Currently, the hydrogen refueling infrastructure does not increase because green hydrogen prices are too high. In June, Alexander Vlaskamp warned that hydrogen costs four to five times more than it would be acceptable for truck buyers to use it. Although the MAN CEO has to justify why Volkswagen is betting so heavily on batteries, the green hydrogen cost was something that needed to be solved quickly. The Israeli production method may be the answer that can solve this once and for all. We just need to have a more refined and commercially usable system to confirm the benefits this idea may bring.
If the prices really get more competitive, energy solar and wind farms may dedicate to producing hydrogen when there is no demand for the electricity they generate. That's a better idea than spending millions of dollars on expensive stationary storage systems: these batteries could have better uses in vehicles or houses. Hydrogen storage would still be a problem unless the gas was transformed into synthetic fuel. Hopefully, another scientific breakthrough could address that as soon as possible. We also have another idea floating around that may help solve that.
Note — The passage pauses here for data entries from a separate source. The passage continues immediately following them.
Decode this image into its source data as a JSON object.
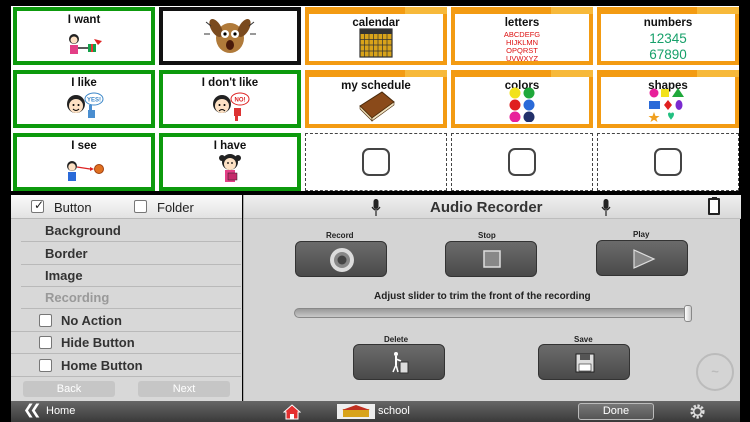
{
  "tiles": [
    {
      "label": "I want",
      "style": "green"
    },
    {
      "label": "",
      "style": "black"
    },
    {
      "label": "calendar",
      "style": "folder"
    },
    {
      "label": "letters",
      "style": "folder",
      "text_lines": [
        "ABCDEFG",
        "HIJKLMN",
        "OPQRST",
        "UVWXYZ"
      ]
    },
    {
      "label": "numbers",
      "style": "folder",
      "text_lines": [
        "12345",
        "67890"
      ]
    },
    {
      "label": "I like",
      "style": "green",
      "bubble": "YES!"
    },
    {
      "label": "I don't like",
      "style": "green",
      "bubble": "NO!"
    },
    {
      "label": "my schedule",
      "style": "folder"
    },
    {
      "label": "colors",
      "style": "folder"
    },
    {
      "label": "shapes",
      "style": "folder"
    },
    {
      "label": "I see",
      "style": "green"
    },
    {
      "label": "I have",
      "style": "green"
    },
    {
      "label": "",
      "style": "empty"
    },
    {
      "label": "",
      "style": "empty"
    },
    {
      "label": "",
      "style": "empty"
    }
  ],
  "left_panel": {
    "button_label": "Button",
    "folder_label": "Folder",
    "button_checked": true,
    "folder_checked": false,
    "menu": [
      "Background",
      "Border",
      "Image",
      "Recording"
    ],
    "options": [
      "No Action",
      "Hide Button",
      "Home Button"
    ],
    "back": "Back",
    "next": "Next"
  },
  "recorder": {
    "title": "Audio Recorder",
    "record": "Record",
    "stop": "Stop",
    "play": "Play",
    "slider_caption": "Adjust slider to trim the front of the recording",
    "slider_value": 1.0,
    "delete": "Delete",
    "save": "Save"
  },
  "statusbar": {
    "home": "Home",
    "school": "school",
    "done": "Done"
  },
  "colors": {
    "green_border": "#0d9a0d",
    "folder_orange": "#f39b12",
    "panel_gray": "#d4d4d4"
  }
}
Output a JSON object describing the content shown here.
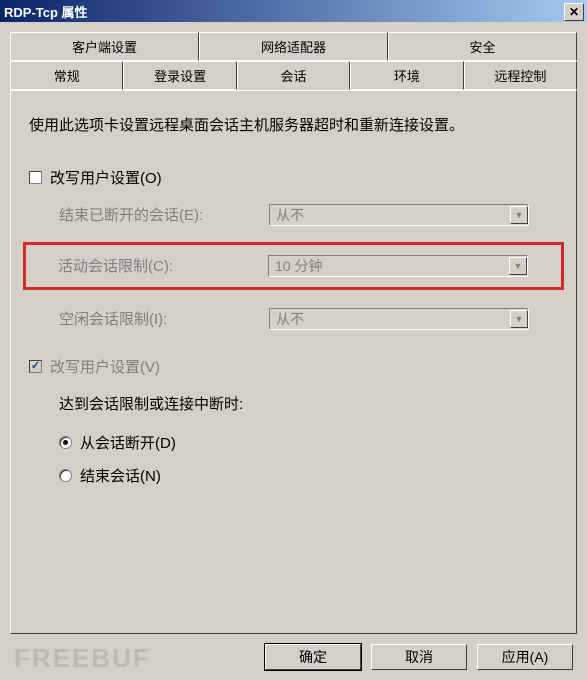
{
  "window": {
    "title": "RDP-Tcp 属性",
    "close_glyph": "✕"
  },
  "tabs_row1": [
    {
      "label": "客户端设置"
    },
    {
      "label": "网络适配器"
    },
    {
      "label": "安全"
    }
  ],
  "tabs_row2": [
    {
      "label": "常规"
    },
    {
      "label": "登录设置"
    },
    {
      "label": "会话",
      "active": true
    },
    {
      "label": "环境"
    },
    {
      "label": "远程控制"
    }
  ],
  "description": "使用此选项卡设置远程桌面会话主机服务器超时和重新连接设置。",
  "override1": {
    "label": "改写用户设置(O)",
    "checked": false
  },
  "fields": {
    "end_disconnected": {
      "label": "结束已断开的会话(E):",
      "value": "从不"
    },
    "active_limit": {
      "label": "活动会话限制(C):",
      "value": "10 分钟"
    },
    "idle_limit": {
      "label": "空闲会话限制(I):",
      "value": "从不"
    }
  },
  "override2": {
    "label": "改写用户设置(V)",
    "checked": true
  },
  "action_heading": "达到会话限制或连接中断时:",
  "radios": {
    "disconnect": {
      "label": "从会话断开(D)",
      "checked": true
    },
    "end": {
      "label": "结束会话(N)",
      "checked": false
    }
  },
  "buttons": {
    "ok": "确定",
    "cancel": "取消",
    "apply": "应用(A)"
  },
  "watermark": "FREEBUF",
  "arrow_glyph": "▼"
}
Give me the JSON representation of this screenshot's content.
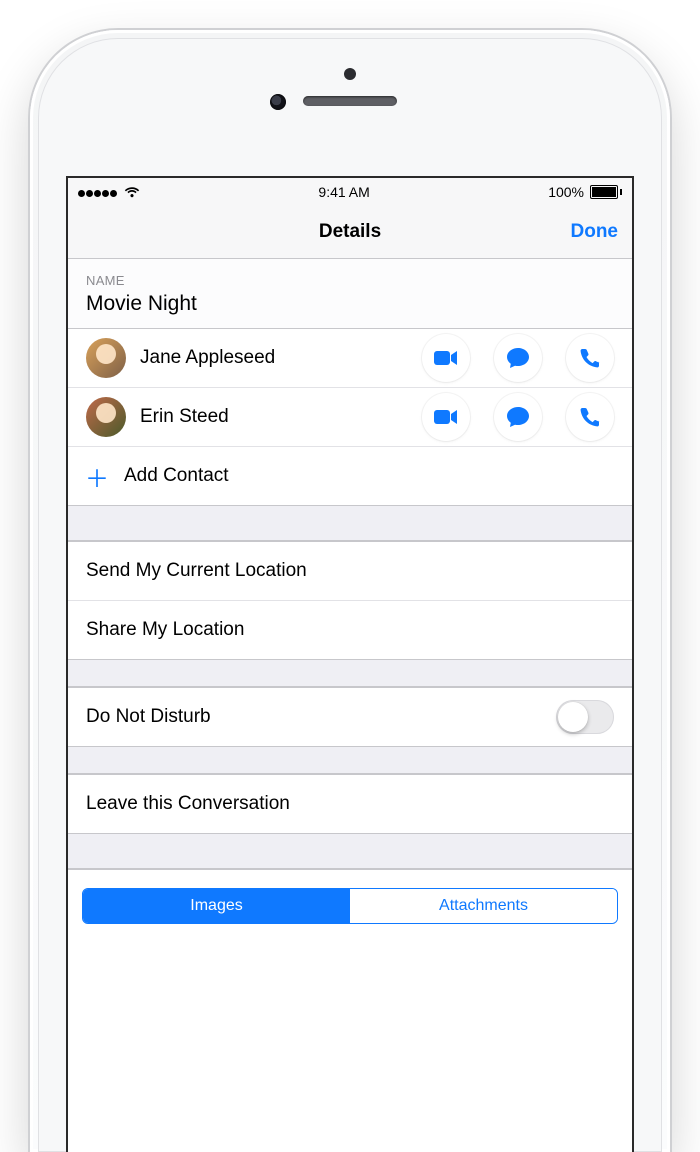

It may also be the case that we have to develop vehicles in a different way. Riversimple proposed that when it argued that we are currently trying to make fuel cells fit the cars we already have, just like some carmakers tried to use internal combustion engine (ICE) platforms to make electric vehicles. It did not work. FCEVs have to be conceived around fuel cells and not the other way around. If you check the Toyota Mirai and the Hyundai NEXO, they are the perfect example of what Riversimple tried to demonstrate: they look like ordinary vehicles with motors and a fuel cell instead of a combustion engine and a fuel tank. It makes sense that an established automaker will try to keep things as they are, but that will bite them back when competitors find a better way to do that. The Israeli scientists may have found precisely what was missing to kick this off. Find yourself a comfortable seat to follow how everything unfolds from here.